Что-то сокрыто. Найди же. Смело за Грань загляни.
То, что пропало за Гранью, ждет тебя. Встань и иди![38]
Фосетт с Чиверсом перевалили через Анды и начали спускаться в джунгли. Фосетт, в габардиновых бриджах, кожаных башмаках, ковбойской шляпе и шелковом шарфе на шее, — в своем обычном наряде путешественника, — пробирался по краю утесов, под которыми были пропасти глубиной в сотни футов. Они шли сквозь снежные бураны, видимость была всего несколько футов, но они слышали, как из-под копыт их вьючных животных выскакивают камни и сыплются в ущелья. Ветер свистел вокруг горных пиков высотой двадцать тысяч футов, и трудно было поверить, что они направляются в джунгли. От высоты у них кружилась голова, их тошнило. Животные, спотыкаясь и задыхаясь, брели вперед, из носа у них текла кровь из-за нехватки кислорода. Много лет спустя, пробираясь по таким же горам, Фосетт потерял половину из своих двадцати четырех мулов. «Вьюк… задевал за скалу, сбивал мула, и он с ревом летел в пропасть», — писал он.
Один раз Фосетт и Чиверс случайно набрели на пешеходный мостик — канаты и дощечки, сделанные из пальмы сабаль; он пересекал пропасть шириной в сотню ярдов и бился на ветру, точно порванный флаг. Мулы боялись по нему идти, и им пришлось завязать глаза. Уговорив их перебраться на ту сторону, путники двинулись вниз по склону, среди скал и утесов, замечая первые признаки растительности — магнолии и чахлые деревца. На уровне трех тысяч футов, где уже ощущалось тепло, они видели корни и вьющиеся растения, карабкавшиеся по горному склону. А потом Фосетт, мокрый от пота, с изумлением увидел перед собой долину — с деревьями в форме пауков, парашютов, облаков дыма; с потоками, извивавшимися, должно быть, на протяжении тысяч миль; с пологом джунглей, настолько темным, что он казался черным; и это была она, Амазония.

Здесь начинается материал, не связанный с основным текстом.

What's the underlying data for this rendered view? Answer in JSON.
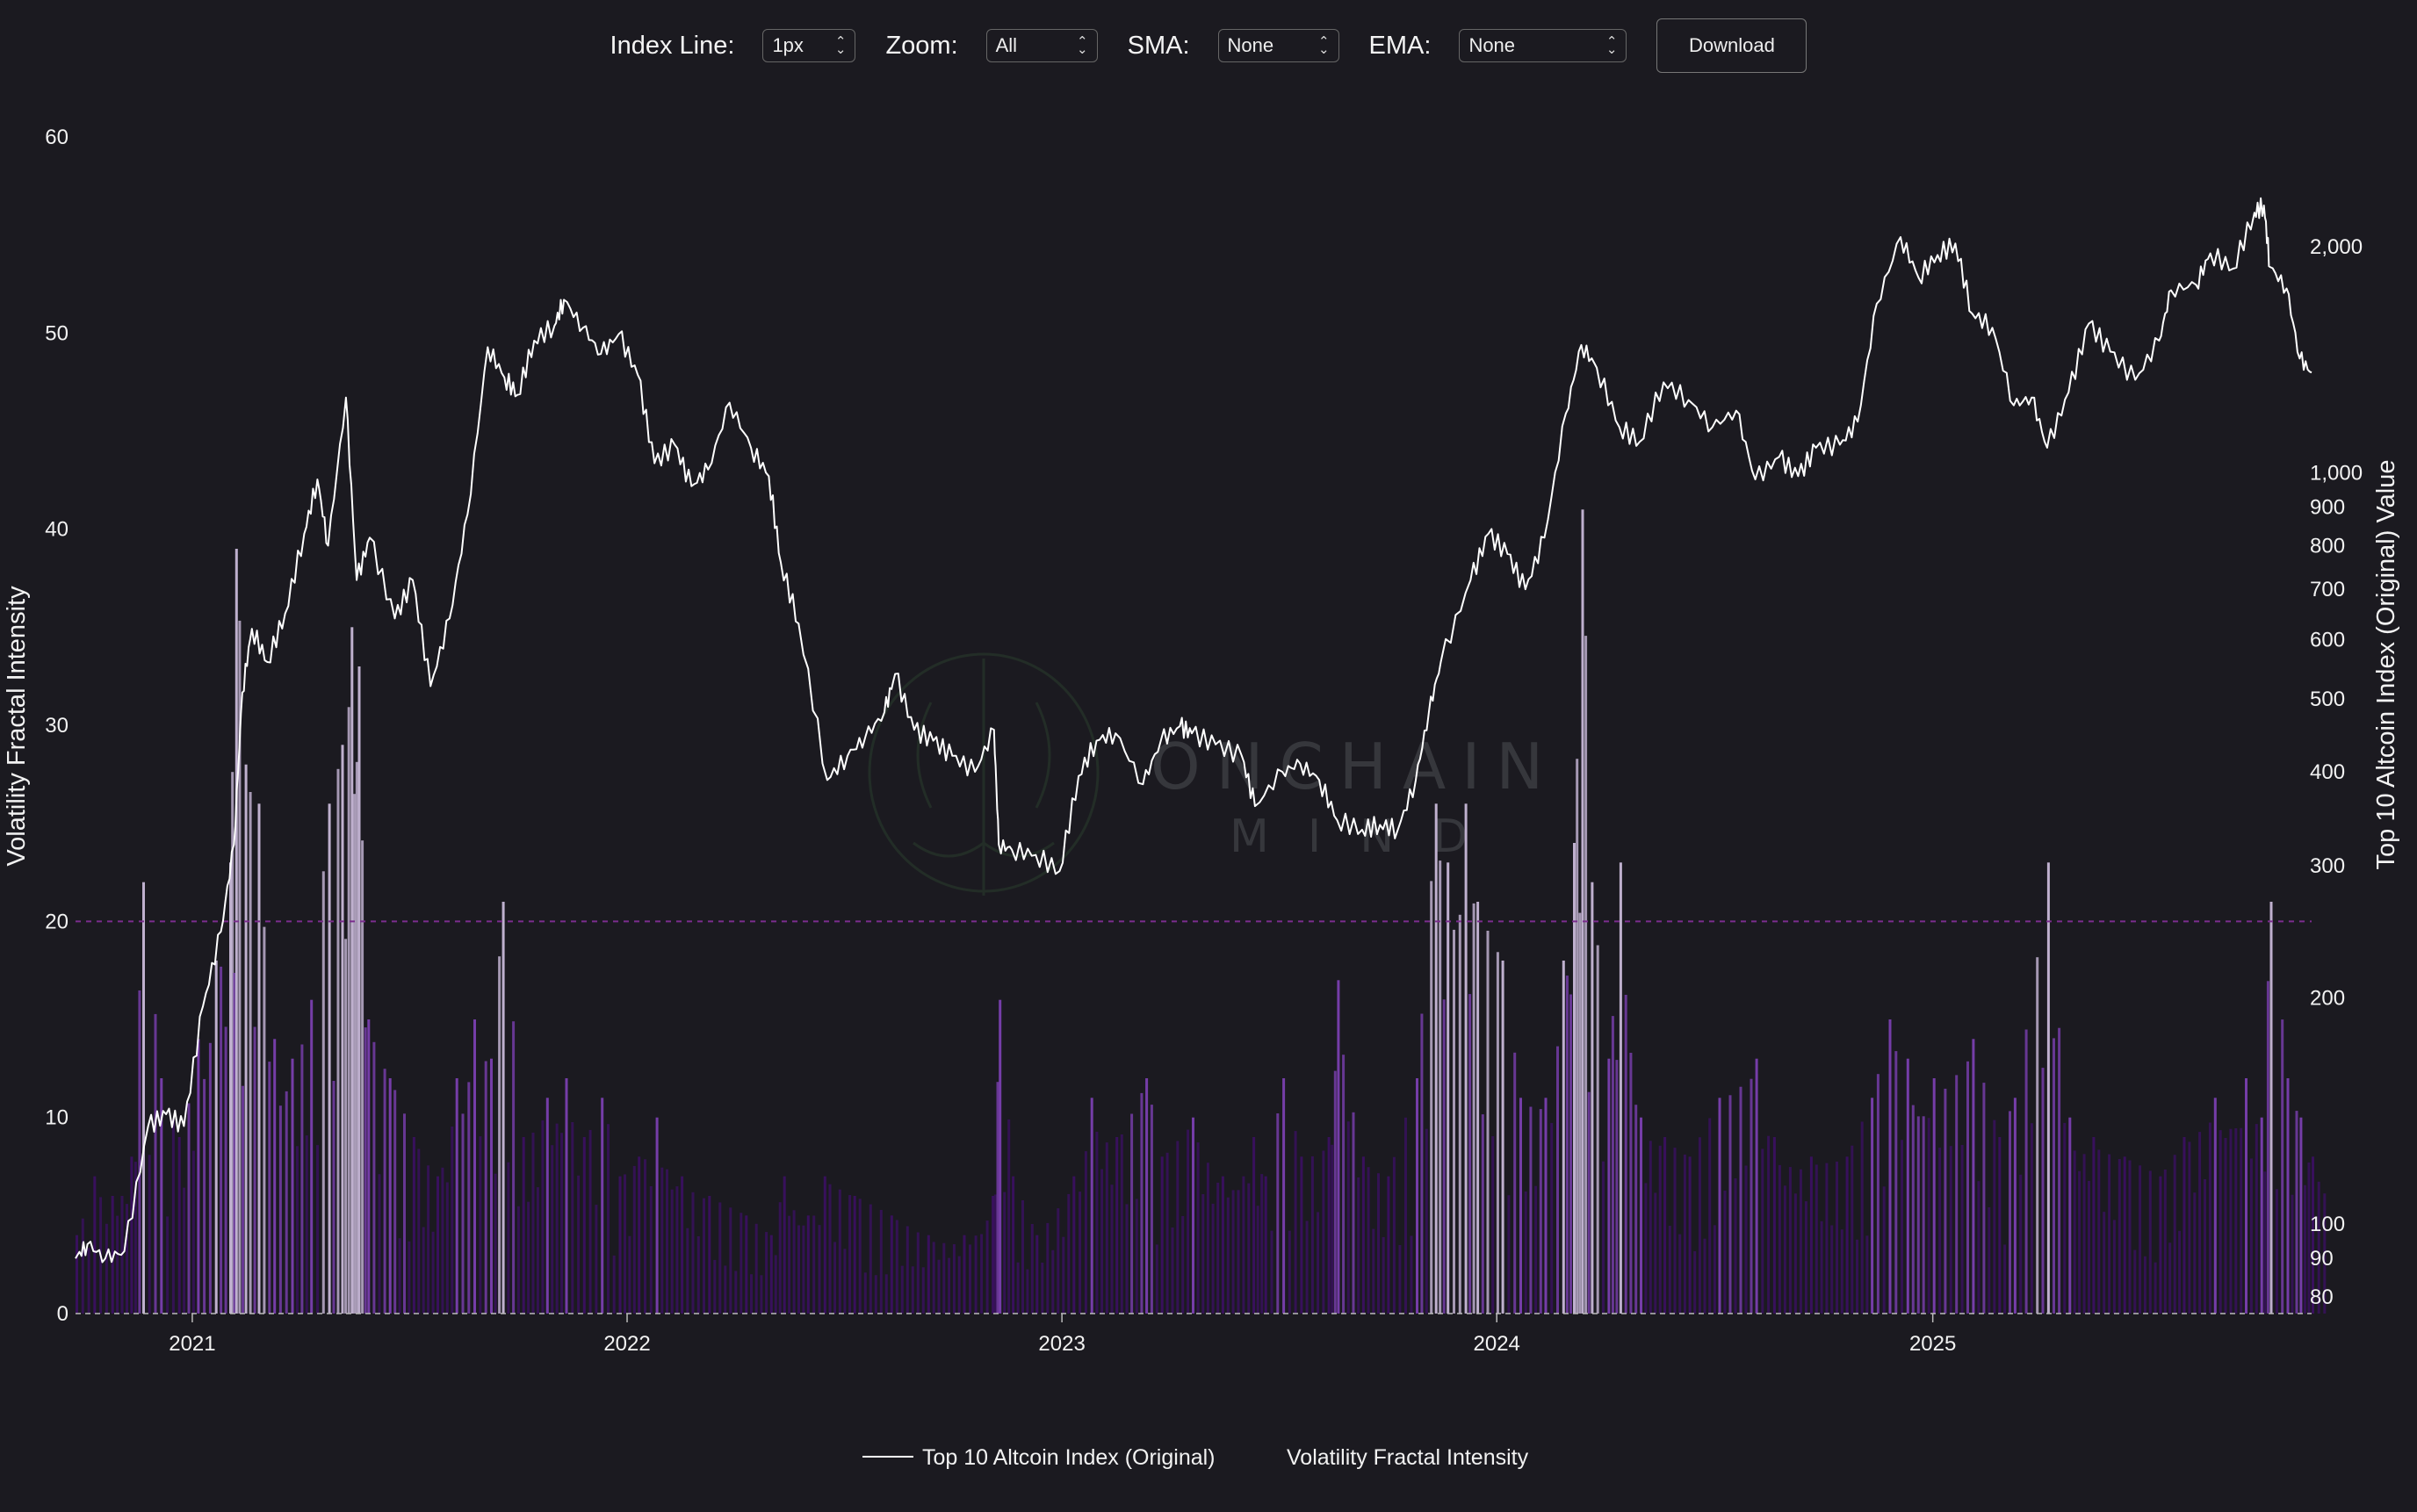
{
  "toolbar": {
    "index_line_label": "Index Line:",
    "index_line_value": "1px",
    "zoom_label": "Zoom:",
    "zoom_value": "All",
    "sma_label": "SMA:",
    "sma_value": "None",
    "ema_label": "EMA:",
    "ema_value": "None",
    "download_label": "Download"
  },
  "watermark": {
    "line1": "ONCHAIN",
    "line2": "MIND"
  },
  "chart_data": {
    "type": "line",
    "title": "",
    "left_axis": {
      "label": "Volatility Fractal Intensity",
      "range": [
        0,
        60
      ],
      "ticks": [
        0,
        10,
        20,
        30,
        40,
        50,
        60
      ]
    },
    "right_axis": {
      "label": "Top 10 Altcoin Index (Original) Value",
      "scale": "log",
      "range": [
        76,
        2800
      ],
      "ticks": [
        80,
        90,
        100,
        200,
        300,
        400,
        500,
        600,
        700,
        800,
        900,
        1000,
        2000
      ],
      "tick_labels": [
        "80",
        "90",
        "100",
        "200",
        "300",
        "400",
        "500",
        "600",
        "700",
        "800",
        "900",
        "1,000",
        "2,000"
      ]
    },
    "x_axis": {
      "range": [
        "2020-09-25",
        "2025-11-15"
      ],
      "ticks": [
        "2021-01-01",
        "2022-01-01",
        "2023-01-01",
        "2024-01-01",
        "2025-01-01"
      ],
      "tick_labels": [
        "2021",
        "2022",
        "2023",
        "2024",
        "2025"
      ]
    },
    "threshold_line": {
      "y": 20,
      "axis": "left",
      "style": "dashed",
      "color": "#7b2d8e"
    },
    "grid": false,
    "legend_placement": "bottom-center",
    "legend": [
      "Top 10 Altcoin Index (Original)",
      "Volatility Fractal Intensity"
    ],
    "series": [
      {
        "name": "Top 10 Altcoin Index (Original)",
        "axis": "right",
        "color": "#ffffff",
        "points": [
          [
            "2020-09-25",
            90
          ],
          [
            "2020-10-05",
            94
          ],
          [
            "2020-10-20",
            90
          ],
          [
            "2020-11-05",
            92
          ],
          [
            "2020-11-25",
            135
          ],
          [
            "2020-12-10",
            140
          ],
          [
            "2020-12-25",
            135
          ],
          [
            "2021-01-10",
            195
          ],
          [
            "2021-01-25",
            245
          ],
          [
            "2021-02-05",
            320
          ],
          [
            "2021-02-12",
            510
          ],
          [
            "2021-02-20",
            620
          ],
          [
            "2021-03-05",
            560
          ],
          [
            "2021-03-20",
            650
          ],
          [
            "2021-04-05",
            830
          ],
          [
            "2021-04-16",
            980
          ],
          [
            "2021-04-25",
            800
          ],
          [
            "2021-05-10",
            1260
          ],
          [
            "2021-05-19",
            720
          ],
          [
            "2021-05-30",
            820
          ],
          [
            "2021-06-20",
            640
          ],
          [
            "2021-07-05",
            720
          ],
          [
            "2021-07-20",
            520
          ],
          [
            "2021-08-05",
            640
          ],
          [
            "2021-08-20",
            880
          ],
          [
            "2021-09-06",
            1470
          ],
          [
            "2021-09-20",
            1340
          ],
          [
            "2021-10-01",
            1270
          ],
          [
            "2021-10-15",
            1500
          ],
          [
            "2021-11-01",
            1570
          ],
          [
            "2021-11-09",
            1700
          ],
          [
            "2021-11-25",
            1560
          ],
          [
            "2021-12-10",
            1440
          ],
          [
            "2021-12-25",
            1530
          ],
          [
            "2022-01-10",
            1350
          ],
          [
            "2022-01-24",
            1030
          ],
          [
            "2022-02-10",
            1090
          ],
          [
            "2022-02-24",
            960
          ],
          [
            "2022-03-10",
            1010
          ],
          [
            "2022-03-28",
            1240
          ],
          [
            "2022-04-15",
            1080
          ],
          [
            "2022-04-30",
            990
          ],
          [
            "2022-05-10",
            760
          ],
          [
            "2022-05-25",
            630
          ],
          [
            "2022-06-18",
            390
          ],
          [
            "2022-07-05",
            420
          ],
          [
            "2022-07-20",
            445
          ],
          [
            "2022-08-05",
            480
          ],
          [
            "2022-08-14",
            540
          ],
          [
            "2022-08-30",
            455
          ],
          [
            "2022-09-15",
            440
          ],
          [
            "2022-10-01",
            420
          ],
          [
            "2022-10-20",
            400
          ],
          [
            "2022-11-05",
            455
          ],
          [
            "2022-11-09",
            320
          ],
          [
            "2022-11-20",
            315
          ],
          [
            "2022-12-10",
            310
          ],
          [
            "2022-12-30",
            295
          ],
          [
            "2023-01-15",
            395
          ],
          [
            "2023-01-30",
            440
          ],
          [
            "2023-02-15",
            450
          ],
          [
            "2023-03-10",
            385
          ],
          [
            "2023-03-25",
            440
          ],
          [
            "2023-04-10",
            460
          ],
          [
            "2023-04-20",
            450
          ],
          [
            "2023-05-10",
            435
          ],
          [
            "2023-06-01",
            420
          ],
          [
            "2023-06-12",
            360
          ],
          [
            "2023-07-05",
            400
          ],
          [
            "2023-07-20",
            410
          ],
          [
            "2023-08-05",
            390
          ],
          [
            "2023-08-20",
            345
          ],
          [
            "2023-09-10",
            335
          ],
          [
            "2023-09-25",
            340
          ],
          [
            "2023-10-10",
            335
          ],
          [
            "2023-10-25",
            390
          ],
          [
            "2023-11-05",
            480
          ],
          [
            "2023-11-15",
            560
          ],
          [
            "2023-12-10",
            720
          ],
          [
            "2023-12-25",
            830
          ],
          [
            "2024-01-10",
            780
          ],
          [
            "2024-01-25",
            700
          ],
          [
            "2024-02-10",
            820
          ],
          [
            "2024-02-28",
            1200
          ],
          [
            "2024-03-12",
            1480
          ],
          [
            "2024-03-25",
            1380
          ],
          [
            "2024-04-13",
            1150
          ],
          [
            "2024-04-30",
            1100
          ],
          [
            "2024-05-20",
            1320
          ],
          [
            "2024-06-10",
            1250
          ],
          [
            "2024-06-30",
            1150
          ],
          [
            "2024-07-20",
            1210
          ],
          [
            "2024-08-05",
            980
          ],
          [
            "2024-08-25",
            1050
          ],
          [
            "2024-09-10",
            990
          ],
          [
            "2024-09-25",
            1080
          ],
          [
            "2024-10-15",
            1090
          ],
          [
            "2024-10-30",
            1170
          ],
          [
            "2024-11-15",
            1680
          ],
          [
            "2024-12-05",
            2060
          ],
          [
            "2024-12-20",
            1820
          ],
          [
            "2025-01-05",
            1950
          ],
          [
            "2025-01-20",
            2020
          ],
          [
            "2025-02-03",
            1630
          ],
          [
            "2025-02-20",
            1560
          ],
          [
            "2025-03-10",
            1230
          ],
          [
            "2025-03-25",
            1260
          ],
          [
            "2025-04-07",
            1080
          ],
          [
            "2025-04-25",
            1280
          ],
          [
            "2025-05-12",
            1580
          ],
          [
            "2025-05-30",
            1450
          ],
          [
            "2025-06-20",
            1330
          ],
          [
            "2025-07-10",
            1500
          ],
          [
            "2025-07-20",
            1750
          ],
          [
            "2025-08-10",
            1780
          ],
          [
            "2025-08-22",
            1960
          ],
          [
            "2025-09-10",
            1870
          ],
          [
            "2025-09-28",
            2220
          ],
          [
            "2025-10-06",
            2270
          ],
          [
            "2025-10-11",
            1880
          ],
          [
            "2025-10-25",
            1760
          ],
          [
            "2025-11-05",
            1420
          ],
          [
            "2025-11-15",
            1360
          ]
        ]
      },
      {
        "name": "Volatility Fractal Intensity",
        "axis": "left",
        "color_scale": [
          "#3a1060",
          "#7a3fb0",
          "#c8b8d8"
        ],
        "points": [
          [
            "2020-09-25",
            4
          ],
          [
            "2020-10-10",
            7
          ],
          [
            "2020-10-25",
            6
          ],
          [
            "2020-11-10",
            8
          ],
          [
            "2020-11-20",
            22
          ],
          [
            "2020-12-05",
            12
          ],
          [
            "2020-12-20",
            9
          ],
          [
            "2021-01-05",
            14
          ],
          [
            "2021-01-20",
            18
          ],
          [
            "2021-02-01",
            23
          ],
          [
            "2021-02-06",
            39
          ],
          [
            "2021-02-14",
            28
          ],
          [
            "2021-02-25",
            26
          ],
          [
            "2021-03-10",
            14
          ],
          [
            "2021-03-25",
            13
          ],
          [
            "2021-04-10",
            16
          ],
          [
            "2021-04-25",
            26
          ],
          [
            "2021-05-06",
            29
          ],
          [
            "2021-05-14",
            35
          ],
          [
            "2021-05-20",
            33
          ],
          [
            "2021-05-28",
            15
          ],
          [
            "2021-06-15",
            12
          ],
          [
            "2021-07-05",
            9
          ],
          [
            "2021-07-25",
            7
          ],
          [
            "2021-08-10",
            12
          ],
          [
            "2021-08-25",
            15
          ],
          [
            "2021-09-08",
            13
          ],
          [
            "2021-09-18",
            21
          ],
          [
            "2021-10-05",
            9
          ],
          [
            "2021-10-25",
            11
          ],
          [
            "2021-11-10",
            12
          ],
          [
            "2021-11-25",
            9
          ],
          [
            "2021-12-10",
            11
          ],
          [
            "2021-12-25",
            7
          ],
          [
            "2022-01-10",
            8
          ],
          [
            "2022-01-25",
            10
          ],
          [
            "2022-02-15",
            7
          ],
          [
            "2022-03-10",
            6
          ],
          [
            "2022-04-10",
            5
          ],
          [
            "2022-05-01",
            4
          ],
          [
            "2022-05-12",
            7
          ],
          [
            "2022-06-01",
            5
          ],
          [
            "2022-06-15",
            7
          ],
          [
            "2022-07-10",
            6
          ],
          [
            "2022-08-10",
            5
          ],
          [
            "2022-09-10",
            4
          ],
          [
            "2022-10-10",
            4
          ],
          [
            "2022-11-03",
            6
          ],
          [
            "2022-11-09",
            16
          ],
          [
            "2022-11-20",
            7
          ],
          [
            "2022-12-10",
            4
          ],
          [
            "2023-01-10",
            7
          ],
          [
            "2023-01-25",
            11
          ],
          [
            "2023-02-15",
            9
          ],
          [
            "2023-03-12",
            12
          ],
          [
            "2023-03-25",
            8
          ],
          [
            "2023-04-20",
            10
          ],
          [
            "2023-05-15",
            7
          ],
          [
            "2023-06-10",
            9
          ],
          [
            "2023-06-20",
            7
          ],
          [
            "2023-07-05",
            12
          ],
          [
            "2023-07-20",
            8
          ],
          [
            "2023-08-12",
            9
          ],
          [
            "2023-08-20",
            17
          ],
          [
            "2023-09-10",
            8
          ],
          [
            "2023-10-01",
            7
          ],
          [
            "2023-10-25",
            12
          ],
          [
            "2023-11-10",
            26
          ],
          [
            "2023-11-20",
            23
          ],
          [
            "2023-12-05",
            26
          ],
          [
            "2023-12-15",
            21
          ],
          [
            "2024-01-05",
            18
          ],
          [
            "2024-01-20",
            11
          ],
          [
            "2024-02-10",
            11
          ],
          [
            "2024-02-25",
            18
          ],
          [
            "2024-03-05",
            24
          ],
          [
            "2024-03-12",
            41
          ],
          [
            "2024-03-20",
            22
          ],
          [
            "2024-04-03",
            13
          ],
          [
            "2024-04-13",
            23
          ],
          [
            "2024-04-30",
            10
          ],
          [
            "2024-05-20",
            9
          ],
          [
            "2024-06-10",
            8
          ],
          [
            "2024-07-05",
            11
          ],
          [
            "2024-08-05",
            13
          ],
          [
            "2024-08-20",
            9
          ],
          [
            "2024-09-20",
            8
          ],
          [
            "2024-10-20",
            8
          ],
          [
            "2024-11-10",
            11
          ],
          [
            "2024-11-25",
            15
          ],
          [
            "2024-12-10",
            13
          ],
          [
            "2025-01-01",
            12
          ],
          [
            "2025-02-03",
            14
          ],
          [
            "2025-02-25",
            9
          ],
          [
            "2025-03-10",
            11
          ],
          [
            "2025-04-07",
            23
          ],
          [
            "2025-04-25",
            10
          ],
          [
            "2025-05-15",
            9
          ],
          [
            "2025-06-10",
            8
          ],
          [
            "2025-07-10",
            7
          ],
          [
            "2025-07-30",
            9
          ],
          [
            "2025-08-25",
            11
          ],
          [
            "2025-09-20",
            12
          ],
          [
            "2025-10-03",
            10
          ],
          [
            "2025-10-11",
            21
          ],
          [
            "2025-10-25",
            12
          ],
          [
            "2025-11-05",
            10
          ],
          [
            "2025-11-15",
            8
          ]
        ]
      }
    ]
  }
}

Фосетт и Чиверс в конце концов бросили своих вьючных животных, сделав из бревен и веревок плот и отправившись на нем в плавание к амазонскому фронтиру — кучке крошечных городков вроде Доджа,[39] с издевательскими названиями («Надежда», «Прекрасная деревня»): эти городки за последнее время втиснули в джунгли те поселенцы, что прорубали лес, подпав под очарование oro negro — «черного золота». Христофор Колумб первым сообщил[40] о том, что видел, как индейцы бросают отскакивающий от земли шарик, сделанный из странного клейкого вещества, сочащегося из тропических деревьев, но лишь в 1896 году, когда Б.Ф. Гудрич изготовил первые в Соединенных Штатах автомобильные шины, каучуковая лихорадка охватила Амазонию — территорию, практически обладавшую монополией на добычу высококачественного латекса. В 1912 году одна только Бразилия экспортировала каучука более чем на тридцать миллионов долларов (сегодняшний эквивалент — почти полмиллиарда).[41] Каучуковые бароны превратили Манаус, расположенный на Амазонке, в один из самых безвкусно-шикарных городов мира. «В своем стремлении к роскоши они доходили до абсурда, — отмечает в своей „Амазонке“ историк Робин Фурне. — Если один каучуковый барон приобретал гигантскую яхту, другой заводил у себя на вилле ручного льва, а третий купал свою лошадь в шампанском». Роскошнее всего было здание оперы, с итальянским мрамором, богемским стеклом, золочеными ложами, хрустальными люстрами, викторианскими стенными росписями и куполом, окрашенным в цвета национального флага. Предварительно сконструированный в Европе и обошедшийся налогоплательщикам в десять миллионов долларов, оперный дворец был по частям отправлен вверх по Амазонке, преодолев более тысячи миль, после чего рабочие, трудившиеся круглосуточно, собирали его, пользуясь по ночам первыми в Бразилии электрическими лампочками. И не важно, что почти никто в Манаусе никогда не слышал Пиччини и что больше половины гастролирующей здесь оперной труппы умерло от желтой лихорадки. Это был апофеоз каучукового бума.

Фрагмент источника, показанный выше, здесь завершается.